U-M Dance Professor Jessica Fogel is no stranger to multifaceted, multidisciplinary collaborations, but when she first proposed her latest project called “Into the Wind,” even she did not anticipate it would include so many individuals, institutions and moving parts.

“‘Into the Wind’ has been one of the most wide-ranging and complex projects I’ve ever taken on in terms of the diversity of the collaborators and the cross-regional connections. There have been many strands to integrate,” Fogel said.

What started as a U-M effort involving faculty and students from several U-M departments, including the School of Music Theatre & Dance, the School of Natural Resources & Environment, the Taubman College of Architecture and Urban Planning, and LSA, grew to include partners from Grand Valley State University’s dance and natural resources departments, and members of the Muskegon, Michigan community.

The August 22 and 23 performances in Muskegon that featured dance students, alumni and faculty from the two universities, sought to do more than entertain.  They were designed by Fogel to inspire dialogue about wind as a source of energy.

The complexity of the production and the importance of the issue were what attracted some students to the project.

“It’s not just navel gazing or just history.
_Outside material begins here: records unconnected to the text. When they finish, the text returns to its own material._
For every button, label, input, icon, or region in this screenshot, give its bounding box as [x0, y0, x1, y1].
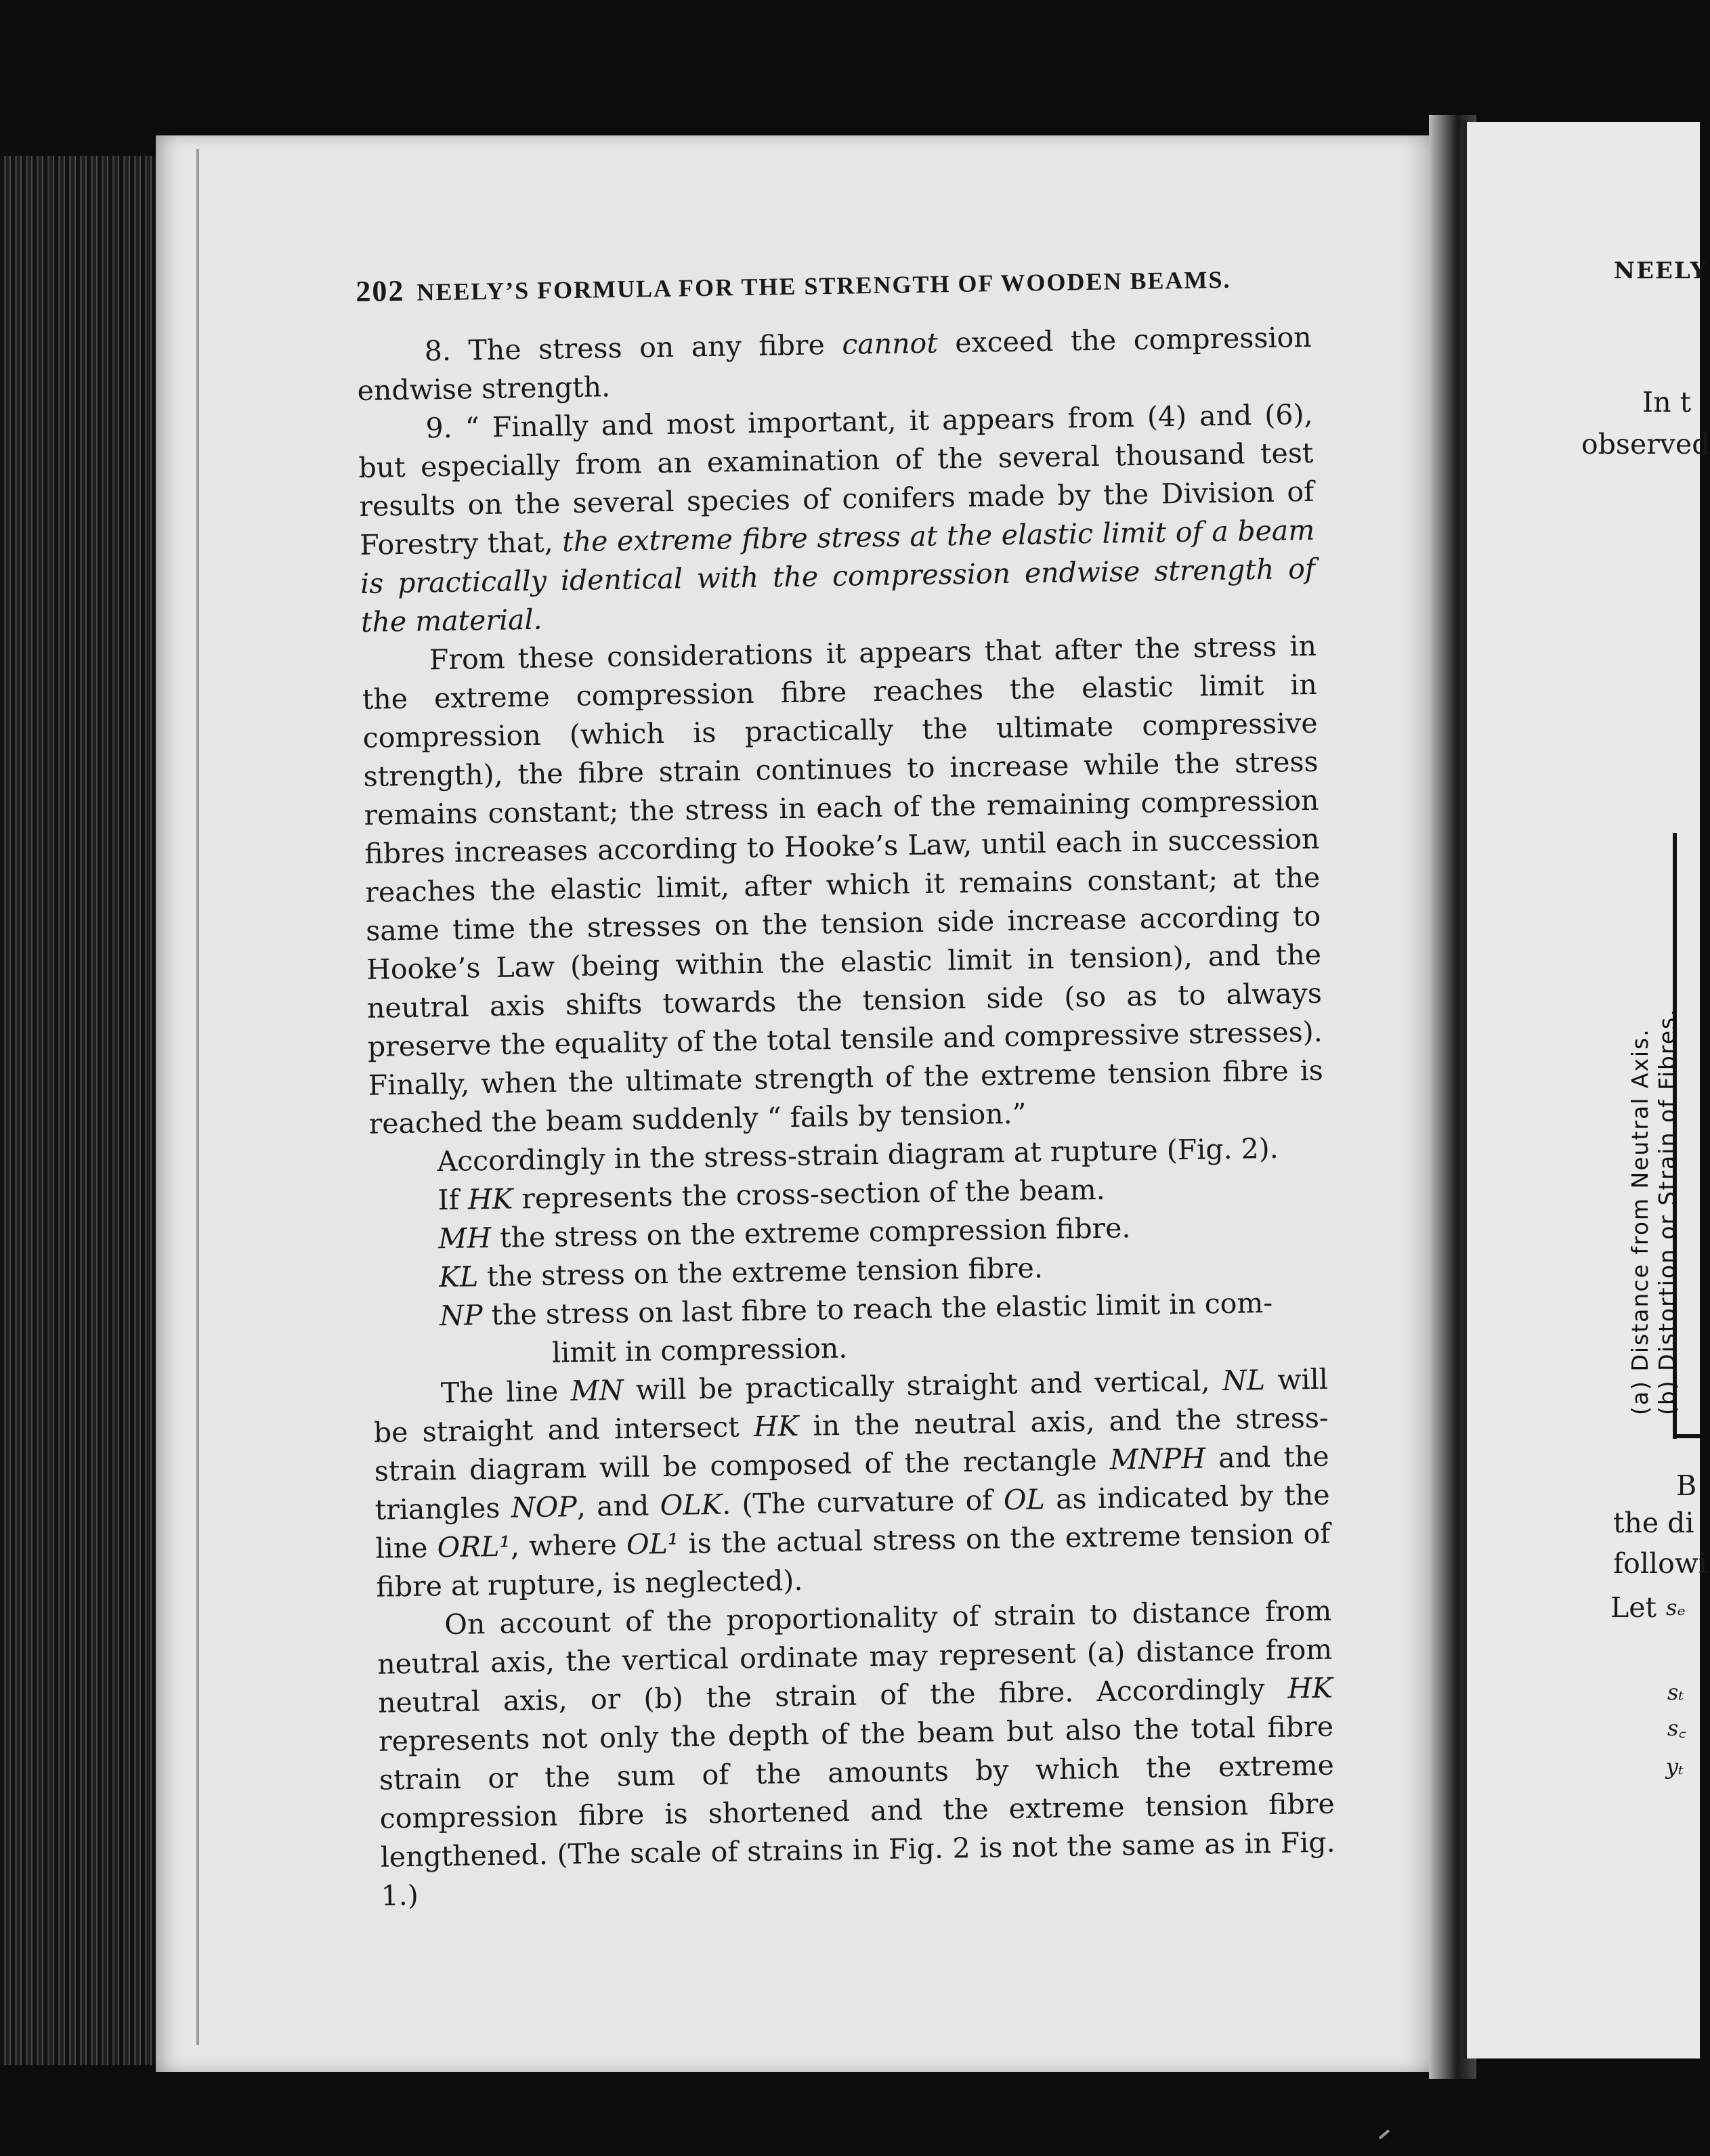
running-head-title: NEELY’S FORMULA FOR THE STRENGTH OF WOODEN BEAMS.: [416, 265, 1231, 306]
right-page-line-1: In t: [1642, 386, 1692, 418]
stray-mark: [1379, 2130, 1390, 2140]
paragraph-if-hk: If HK represents the cross-section of the beam.: [437, 1173, 1106, 1217]
right-page-line-2: observed: [1581, 428, 1710, 460]
list-item-kl: KL the stress on the extreme tension fibre.: [438, 1251, 1044, 1294]
paragraph-line-mn: The line MN will be practically straight and vertical, NL will be straight and intersect HK in the neutral axis, and the stress-strain diagram will be composed of the rectangle MNPH and the triangles NOP, and OLK. (The curvature of OL as indicated by the line ORL¹, where OL¹ is the actual stress on the extreme tension of fibre at rupture, is neglected).: [373, 1362, 1331, 1603]
symbol-sc: s꜀: [1667, 1715, 1686, 1741]
list-item-np: NP the stress on last fibre to reach the elastic limit in com-: [439, 1286, 1273, 1333]
page-number: 202: [356, 274, 405, 308]
list-item-mh: MH the stress on the extreme compression fibre.: [438, 1211, 1131, 1255]
paragraph-9: 9. “ Finally and most important, it appears from (4) and (6), but especially from an examination of the several thousand test results on the several species of conifers made by the Division of Forestry that, the extreme fibre stress at the elastic limit of a beam is practically identical with the compression endwise strength of the material.: [358, 397, 1316, 639]
right-page-line-4: the di: [1613, 1507, 1694, 1539]
paragraph-accordingly: Accordingly in the stress-strain diagram at rupture (Fig. 2).: [437, 1131, 1279, 1178]
symbol-se: sₑ: [1666, 1595, 1686, 1620]
paragraph-8: 8. The stress on any fibre cannot exceed the compression endwise strength.: [357, 320, 1312, 407]
paragraph-proportionality: On account of the proportionality of strain to distance from neutral axis, the vertical ordinate may represent (a) distance from neutral axis, or (b) the strain of the fibre. Accordingly HK represents not only the depth of the beam but also the total fibre strain or the sum of the amounts by which the extreme compression fibre is shortened and the extreme tension fibre lengthened. (The scale of strains in Fig. 2 is not the same as in Fig. 1.): [377, 1594, 1335, 1912]
list-item-np-cont: limit in compression.: [551, 1331, 848, 1369]
right-page-line-5: followi: [1613, 1547, 1707, 1580]
paragraph-considerations: From these considerations it appears that after the stress in the extreme compression fibre reaches the elastic limit in compression (which is practically the ultimate compressive strength), the fibre strain continues to increase while the stress remains constant; the stress in each of the remaining compression fibres increases according to Hooke’s Law, until each in succession reaches the elastic limit, after which it remains constant; at the same time the stresses on the tension side increase according to Hooke’s Law (being within the elastic limit in tension), and the neutral axis shifts towards the tension side (so as to always preserve the equality of the total tensile and compressive stresses). Finally, when the ultimate strength of the extreme tension fibre is reached the beam suddenly “ fails by tension.”: [362, 629, 1324, 1140]
figure-axis-horizontal: [1673, 1434, 1700, 1438]
axis-label-b: (b) Distortion or Strain of Fibres.: [1654, 1008, 1680, 1415]
right-page-let: Let: [1610, 1591, 1656, 1624]
symbol-yt: yₜ: [1666, 1754, 1684, 1780]
figure-axis-labels: [1627, 1008, 1681, 1415]
symbol-st: sₜ: [1667, 1679, 1684, 1705]
left-page-text: [356, 259, 1336, 1916]
axis-label-a: (a) Distance from Neutral Axis.: [1627, 1028, 1653, 1415]
right-page-running-head: NEELY: [1614, 257, 1708, 284]
right-page-line-3: B: [1676, 1469, 1697, 1502]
It’s information that is relevant to now. Finding renewable energy sources is hugely important,” said Nola Smith, recent graduate from New York.

Shawn Bible, U-M alumnus and Grand Valley faculty member, said he was drawn to the project because of his experience working as a student with Fogel, and the many possibilities presented by creating wind-inspired choreography.

“Allowing my students to work closely on a project like “Into the Wind” is an enriching experience on all levels,” Bible said. “Being inspired through movement and directed by scientific research that could someday save our planet was a direct bridge between academia and life beyond.

“Engaging students in research that speaks to their lives as people inspires and sparks an imagination that I am thrilled to help guide.”